Boxeurs, in scena l’ultima fatica di Monica Felloni Nel segno del rosso c’è l’elogio dell’arte della vita

Cosa vuole dirci Monica Felloni, regista dell’associazione culturale Nèon, con il suo ultimo spettacolo? Forse niente, forse tutto. Niente perché le parole sono davvero poche in Boxeurs, in scena il 6 e il 7 ottobre al teatro del centro culturale Zō di Catania. Tutto perché, anche nell’assenza – o quasi – di parole, Felloni sa fare arrivare un messaggio. Boxeurs è «l’elogio della nobile arte. Non del pugilato. Della vita». Vita che erompe come una fiumana sul palco, si avvolge in un panno rosso e piomba chiuso a pugno sullo stomaco dello spettatore. E in quel pugno più di mille parole.

Sotto il segno del rosso si apre lo spettacolo. Rosso il lenzuolo che avvolge il primo pugile che entra in scena, rossi i caschetti da boxe che gli attori indossano come maschere di antico teatro. Dopo alcune considerazioni (non particolarmente pregnanti) sulla solitudine dell’uomo contemporaneo, sul palco esplode una festa, questa sì pregnante più che mai: guidati dai movimenti di danza e dalla mimica coinvolgente di Manuela Partanni, gli attori della compagnia Nèon scatenano il corpo in libertà. 

Sono una ventina, quasi tutti disabili, ma tutti bellissimi, forti, liberi, ai ritmi di una colonna sonora sempre cangiante dipingono col corpo la festa della vita, toccando tutte le note dell’esperienza umana, in una sequenza di quadri corali. Dalla buffa comicità delle canzonette italiane che dà l’attacco agli sketch di Francesca Sciatà, alla sensuale malinconia di un ballo su Non, je ne regrette rien, al vortice delle attrici che si rotolano per terra, con forza, alla violenza liberatoria del rock che spinge la sedia a rotelle di Angela Longo contro un muro di cartone rosso – il muro del pregiudizio – e lo abbatte.
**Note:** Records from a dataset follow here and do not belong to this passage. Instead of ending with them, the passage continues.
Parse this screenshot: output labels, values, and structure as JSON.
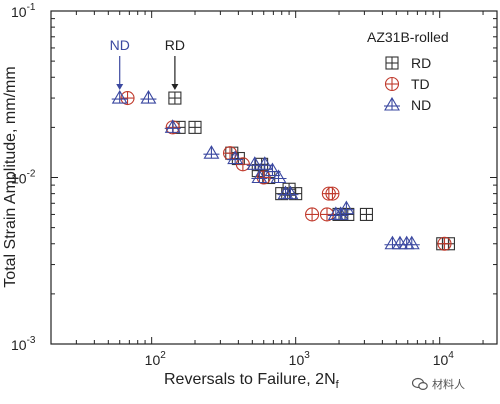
{
  "chart_data": {
    "type": "scatter",
    "title": "",
    "xlabel": "Reversals to Failure, 2N",
    "xlabel_sub": "f",
    "ylabel": "Total Strain Amplitude, mm/mm",
    "xscale": "log",
    "yscale": "log",
    "xlim": [
      20,
      25000
    ],
    "ylim": [
      0.001,
      0.1
    ],
    "x_ticks": [
      {
        "value": 100,
        "base": "10",
        "exp": "2"
      },
      {
        "value": 1000,
        "base": "10",
        "exp": "3"
      },
      {
        "value": 10000,
        "base": "10",
        "exp": "4"
      }
    ],
    "y_ticks": [
      {
        "value": 0.001,
        "base": "10",
        "exp": "-3"
      },
      {
        "value": 0.01,
        "base": "10",
        "exp": "-2"
      },
      {
        "value": 0.1,
        "base": "10",
        "exp": "-1"
      }
    ],
    "grid": false,
    "legend": {
      "title": "AZ31B-rolled",
      "placement": "top-right"
    },
    "series": [
      {
        "name": "RD",
        "marker": "boxed-plus",
        "color": "#333333",
        "points": [
          [
            145,
            0.03
          ],
          [
            155,
            0.02
          ],
          [
            200,
            0.02
          ],
          [
            360,
            0.014
          ],
          [
            400,
            0.013
          ],
          [
            550,
            0.011
          ],
          [
            580,
            0.012
          ],
          [
            650,
            0.01
          ],
          [
            800,
            0.008
          ],
          [
            900,
            0.0085
          ],
          [
            1000,
            0.008
          ],
          [
            2000,
            0.006
          ],
          [
            2300,
            0.006
          ],
          [
            3100,
            0.006
          ],
          [
            10500,
            0.004
          ],
          [
            11500,
            0.004
          ]
        ]
      },
      {
        "name": "TD",
        "marker": "circled-plus",
        "color": "#c0392b",
        "points": [
          [
            68,
            0.03
          ],
          [
            140,
            0.02
          ],
          [
            350,
            0.014
          ],
          [
            430,
            0.012
          ],
          [
            600,
            0.01
          ],
          [
            1300,
            0.006
          ],
          [
            1650,
            0.006
          ],
          [
            1700,
            0.008
          ],
          [
            1800,
            0.008
          ],
          [
            10800,
            0.004
          ]
        ]
      },
      {
        "name": "ND",
        "marker": "triangle-plus",
        "color": "#3b48a0",
        "points": [
          [
            60,
            0.03
          ],
          [
            95,
            0.03
          ],
          [
            140,
            0.02
          ],
          [
            260,
            0.014
          ],
          [
            380,
            0.013
          ],
          [
            520,
            0.012
          ],
          [
            560,
            0.01
          ],
          [
            610,
            0.012
          ],
          [
            690,
            0.011
          ],
          [
            760,
            0.01
          ],
          [
            850,
            0.008
          ],
          [
            920,
            0.008
          ],
          [
            1900,
            0.006
          ],
          [
            2050,
            0.006
          ],
          [
            2250,
            0.0065
          ],
          [
            4700,
            0.004
          ],
          [
            5300,
            0.004
          ],
          [
            5900,
            0.004
          ],
          [
            6400,
            0.004
          ]
        ]
      }
    ],
    "annotations": [
      {
        "text": "ND",
        "color": "#3b48a0",
        "x": 60,
        "y": 0.03
      },
      {
        "text": "RD",
        "color": "#222222",
        "x": 145,
        "y": 0.03
      }
    ]
  },
  "watermark": {
    "text": "材料人"
  }
}
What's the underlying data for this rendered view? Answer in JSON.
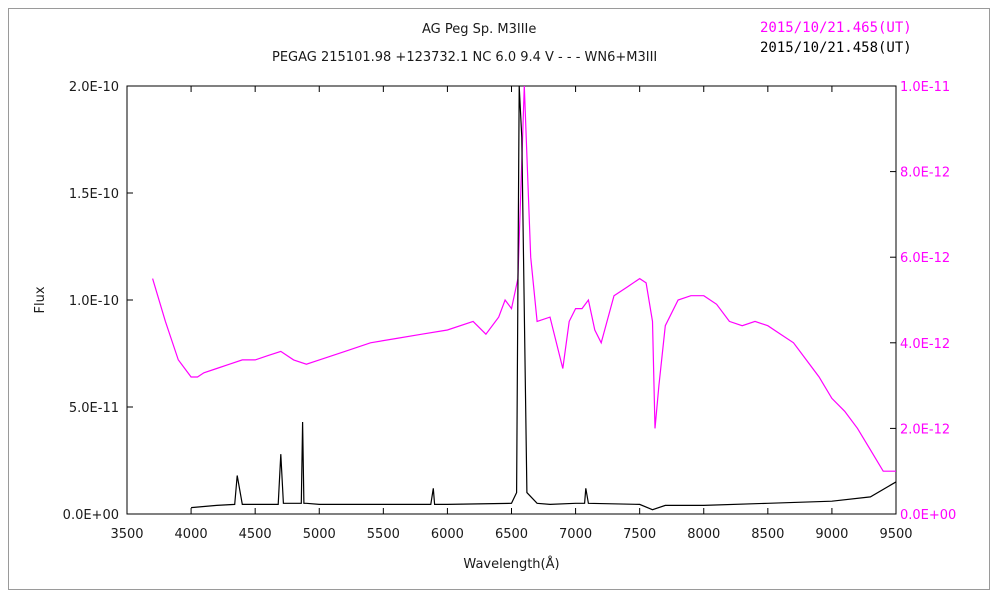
{
  "chart_data": {
    "type": "line",
    "title": "AG Peg    Sp. M3IIIe",
    "subtitle": "PEGAG 215101.98 +123732.1 NC 6.0 9.4 V - - - WN6+M3III",
    "legend": [
      {
        "label": "2015/10/21.465(UT)",
        "color": "#ff00ff"
      },
      {
        "label": "2015/10/21.458(UT)",
        "color": "#000000"
      }
    ],
    "legend_position": "top-right",
    "xlabel": "Wavelength(Å)",
    "ylabel": "Flux",
    "xlim": [
      3500,
      9500
    ],
    "ylim_left": [
      0,
      2e-10
    ],
    "ylim_right": [
      0,
      1e-11
    ],
    "x_ticks": [
      "3500",
      "4000",
      "4500",
      "5000",
      "5500",
      "6000",
      "6500",
      "7000",
      "7500",
      "8000",
      "8500",
      "9000",
      "9500"
    ],
    "y_ticks_left": [
      "0.0E+00",
      "5.0E-11",
      "1.0E-10",
      "1.5E-10",
      "2.0E-10"
    ],
    "y_ticks_right": [
      "0.0E+00",
      "2.0E-12",
      "4.0E-12",
      "6.0E-12",
      "8.0E-12",
      "1.0E-11"
    ],
    "grid": false,
    "series": [
      {
        "name": "2015/10/21.465(UT)",
        "axis": "right",
        "color": "#ff00ff",
        "x": [
          3700,
          3800,
          3900,
          4000,
          4050,
          4100,
          4200,
          4300,
          4400,
          4500,
          4600,
          4700,
          4800,
          4900,
          5000,
          5200,
          5400,
          5600,
          5800,
          6000,
          6200,
          6300,
          6400,
          6450,
          6500,
          6550,
          6600,
          6650,
          6700,
          6800,
          6900,
          6950,
          7000,
          7050,
          7100,
          7150,
          7200,
          7300,
          7400,
          7500,
          7550,
          7600,
          7620,
          7650,
          7700,
          7800,
          7900,
          8000,
          8100,
          8200,
          8300,
          8400,
          8500,
          8600,
          8700,
          8800,
          8900,
          9000,
          9100,
          9200,
          9300,
          9400,
          9500
        ],
        "y": [
          5.5e-12,
          4.5e-12,
          3.6e-12,
          3.2e-12,
          3.2e-12,
          3.3e-12,
          3.4e-12,
          3.5e-12,
          3.6e-12,
          3.6e-12,
          3.7e-12,
          3.8e-12,
          3.6e-12,
          3.5e-12,
          3.6e-12,
          3.8e-12,
          4e-12,
          4.1e-12,
          4.2e-12,
          4.3e-12,
          4.5e-12,
          4.2e-12,
          4.6e-12,
          5e-12,
          4.8e-12,
          5.5e-12,
          1e-11,
          6e-12,
          4.5e-12,
          4.6e-12,
          3.4e-12,
          4.5e-12,
          4.8e-12,
          4.8e-12,
          5e-12,
          4.3e-12,
          4e-12,
          5.1e-12,
          5.3e-12,
          5.5e-12,
          5.4e-12,
          4.5e-12,
          2e-12,
          3e-12,
          4.4e-12,
          5e-12,
          5.1e-12,
          5.1e-12,
          4.9e-12,
          4.5e-12,
          4.4e-12,
          4.5e-12,
          4.4e-12,
          4.2e-12,
          4e-12,
          3.6e-12,
          3.2e-12,
          2.7e-12,
          2.4e-12,
          2e-12,
          1.5e-12,
          1e-12,
          1e-12
        ]
      },
      {
        "name": "2015/10/21.458(UT)",
        "axis": "left",
        "color": "#000000",
        "x": [
          4000,
          4100,
          4200,
          4340,
          4360,
          4400,
          4600,
          4680,
          4700,
          4720,
          4800,
          4860,
          4870,
          4880,
          4900,
          5000,
          5500,
          5870,
          5890,
          5900,
          6000,
          6500,
          6540,
          6560,
          6580,
          6620,
          6700,
          6800,
          7000,
          7070,
          7080,
          7100,
          7500,
          7600,
          7700,
          8000,
          8500,
          9000,
          9300,
          9500
        ],
        "y": [
          3e-12,
          3.5e-12,
          4e-12,
          4.5e-12,
          1.8e-11,
          4.5e-12,
          4.5e-12,
          4.5e-12,
          2.8e-11,
          5e-12,
          5e-12,
          5e-12,
          4.3e-11,
          5e-12,
          5e-12,
          4.5e-12,
          4.5e-12,
          4.5e-12,
          1.2e-11,
          4.5e-12,
          4.5e-12,
          5e-12,
          1e-11,
          2e-10,
          1.76e-10,
          1e-11,
          5e-12,
          4.5e-12,
          5e-12,
          5e-12,
          1.2e-11,
          5e-12,
          4.5e-12,
          2e-12,
          4e-12,
          4e-12,
          5e-12,
          6e-12,
          8e-12,
          1.5e-11
        ]
      }
    ]
  }
}
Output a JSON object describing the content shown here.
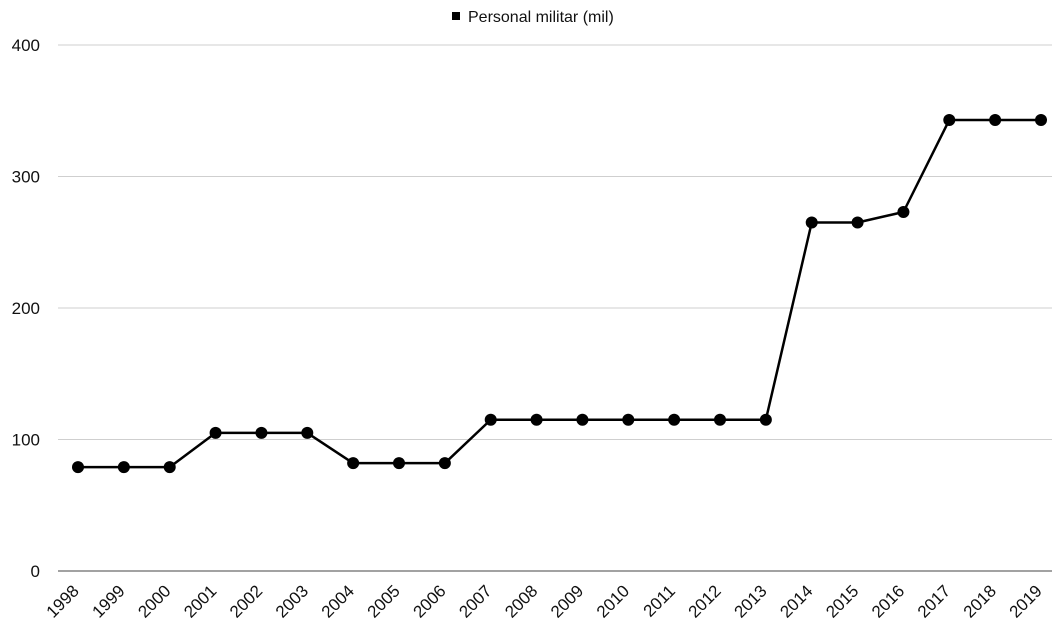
{
  "chart_data": {
    "type": "line",
    "title": "",
    "xlabel": "",
    "ylabel": "",
    "ylim": [
      0,
      400
    ],
    "yticks": [
      0,
      100,
      200,
      300,
      400
    ],
    "grid": true,
    "legend_position": "top-center",
    "categories": [
      "1998",
      "1999",
      "2000",
      "2001",
      "2002",
      "2003",
      "2004",
      "2005",
      "2006",
      "2007",
      "2008",
      "2009",
      "2010",
      "2011",
      "2012",
      "2013",
      "2014",
      "2015",
      "2016",
      "2017",
      "2018",
      "2019"
    ],
    "series": [
      {
        "name": "Personal militar (mil)",
        "color": "#000000",
        "values": [
          79,
          79,
          79,
          105,
          105,
          105,
          82,
          82,
          82,
          115,
          115,
          115,
          115,
          115,
          115,
          115,
          265,
          265,
          273,
          343,
          343,
          343
        ]
      }
    ]
  }
}
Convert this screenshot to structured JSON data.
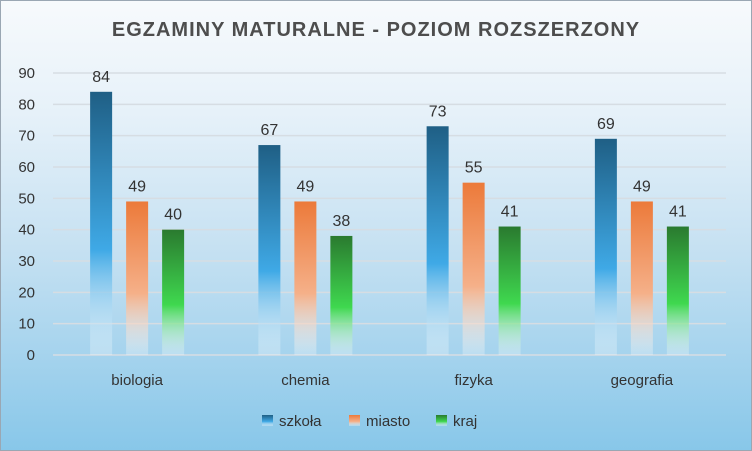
{
  "chart_data": {
    "type": "bar",
    "title": "EGZAMINY MATURALNE - POZIOM ROZSZERZONY",
    "categories": [
      "biologia",
      "chemia",
      "fizyka",
      "geografia"
    ],
    "series": [
      {
        "name": "szkoła",
        "values": [
          84,
          67,
          73,
          69
        ],
        "color": "#1f5f85"
      },
      {
        "name": "miasto",
        "values": [
          49,
          49,
          55,
          49
        ],
        "color": "#ec7a3a"
      },
      {
        "name": "kraj",
        "values": [
          40,
          38,
          41,
          41
        ],
        "color": "#2a7a2f"
      }
    ],
    "ylim": [
      0,
      90
    ],
    "yticks": [
      0,
      10,
      20,
      30,
      40,
      50,
      60,
      70,
      80,
      90
    ],
    "grid": true,
    "legend_position": "bottom"
  }
}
E infine il silenzio che accompagna le lacrime e la risata di Angela, la sua contraddizione. La contraddizione dell’uomo.

Perché ogni uomo è in bilico. Quando mancano le parole, sembra che dell’uomo non rimanga che un ammasso di arti, sembra che il dolore buchi la trama simbolica delle parole. Sembra. Ma non lo fa. Perché, quando inizia la musica, gli arti esplodono in movimento, in danza, i volti si contraggono in risata e pianto, fino allo spasmo, e ogni gesto diventa parola. Il corpo non è un ammasso di arti, il dolore trova un suo linguaggio, le sue parole. 

E gli ultimi si fanno primi, così: non parlando degli ultimi, ma da parte degli ultimi, e per tutti. Senza retorica, senza autoreferenzialità, senza paternalismo, ecco cosa vuole dirci Felloni. Perché «tutta la produzione Nèon si fonda sul principio di riconoscere, attraverso l’arte, attitudini e capacità di chi vive in condizioni di fragilità sociale, fisica e psichica», e la capacità degli attori di Nèon è parlare della vita. Boxeurs è uno spettacolo dei disabili non sulla disabilità, ma sull’uomo.